В это утро Рихтер не случайно разговорился о детстве: у него было хорошее настроение. Он любит подробно расспрашивать о детях, привлекающих его самостоятельностью мысли, наличием живого воображения, нежностью облика, одухотворенным выражением лица. Как-то в разговоре о знакомом мальчике я сказала, что он не хочет становиться взрослым, – хочет остаться ребенком, в то время как все стремятся как можно скорее вырасти. У Святослава Теофиловича зажглись глаза.
– Это замечательно! Ах, как это замечательно! Я был точно таким же, я тоже не хотел становиться взрослым.
Медленно пошли в костел, где предстояло заниматься. Огромная просторная площадь. Ранняя осень, сухая, теплая. Впереди на берегу Ангары – Богоявленский собор и Спасская церковь. Святослав Теофилович, как будто играя в одному ему известную игру, не смотрит на них, проходит прямо в костел: на них нельзя смотреть мимоходом, это слишком серьезно, чтобы вскользь кинуть взгляд, – и испортить впечатление. Церкви и Ангару предстояло смотреть отдельно, в специально отведенное для этого время.
Вошел в костел, повесил на спинку стула плащ, положил рядом неизменную свою кепку, открыл рояль, приладил на пюпитр часы, поставил на него ноты, убедился в том, что мы уходим, и вот уже мощно зазвучал нам вслед один из этюдов Шопена.

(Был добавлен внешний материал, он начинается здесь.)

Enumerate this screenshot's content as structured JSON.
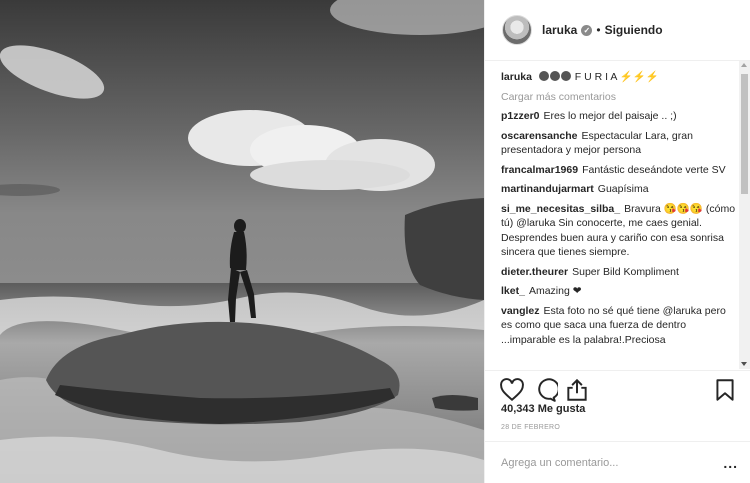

Вечером предстоит концерт. Программу Рихтер держит в секрете.
В 16 часов, как и договорились, вернулись за Святославом Теофиловичем в костел. Так хотелось послушать его игру и не обнаруживать своего присутствия. Но ровно в 16 часов Маэстро обернулся и с удовлетворением констатировал, что мы на месте. Точность ценится высоко. Бывает очень больно смотреть, как, оказавшись жертвой чьей-нибудь необязательности, Святослав Теофилович печально сидит в своем плаще, с кепкой на коленях, с обреченным выражением лица.

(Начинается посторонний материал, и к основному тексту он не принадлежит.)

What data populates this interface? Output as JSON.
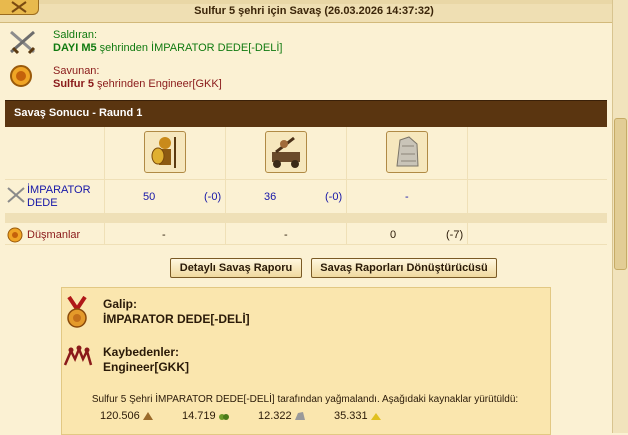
{
  "header": {
    "title": "Sulfur 5 şehri için Savaş (26.03.2026 14:37:32)"
  },
  "attacker": {
    "label": "Saldıran:",
    "name": "DAYI M5",
    "from_text": " şehrinden İMPARATOR DEDE[-DELİ]"
  },
  "defender": {
    "label": "Savunan:",
    "name": "Sulfur 5",
    "from_text": " şehrinden Engineer[GKK]"
  },
  "battle": {
    "round_title": "Savaş Sonucu - Raund 1",
    "rows": [
      {
        "name_line1": "İMPARATOR",
        "name_line2": "DEDE",
        "unit1_value": "50",
        "unit1_loss": "(-0)",
        "unit2_value": "36",
        "unit2_loss": "(-0)",
        "unit3_value": "-"
      },
      {
        "name": "Düşmanlar",
        "unit1_value": "-",
        "unit2_value": "-",
        "unit3_value": "0",
        "unit3_loss": "(-7)"
      }
    ]
  },
  "buttons": {
    "detailed_report": "Detaylı Savaş Raporu",
    "report_converter": "Savaş Raporları Dönüştürücüsü"
  },
  "outcome": {
    "winner_label": "Galip:",
    "winner_name": "İMPARATOR DEDE[-DELİ]",
    "loser_label": "Kaybedenler:",
    "loser_name": "Engineer[GKK]",
    "loot_text": "Sulfur 5 Şehri İMPARATOR DEDE[-DELİ] tarafından yağmalandı. Aşağıdaki kaynaklar yürütüldü:",
    "resources": [
      "120.506",
      "14.719",
      "12.322",
      "35.331"
    ]
  },
  "colors": {
    "accent_brown": "#5a3510",
    "attacker_green": "#107a10",
    "defender_red": "#8a1a1a",
    "number_blue": "#1616a8"
  }
}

Медленно шли обратно. По дороге в гостиницу подошли три молодых человека, студенты из Ленинграда, умоляли помочь им попасть на концерт Рихтера, так как в Ленинграде им ни разу не удалось послушать его. Святослав Теофилович отнесся к просьбе студентов вполне благосклонно, просил содействовать им и сказал:
– Я сейчас играл и был переполнен честолюбивыми планами и мечтами.
– Какими?
– Чтобы сделать в Зальцбурге дневные концерты, на которые пришли бы действительно молодые и те, кто хочет. Бесплатно. Однажды я попытался так сделать, но перекупщики скупили все билеты, и вышло еще дороже. И вообще все были недовольны таким моим желанием. А мне очень хочется сыграть бесплатно, назло снобам и богачам. Чтобы на концерты приходили именно такие студенты, как те, что сейчас просили билеты.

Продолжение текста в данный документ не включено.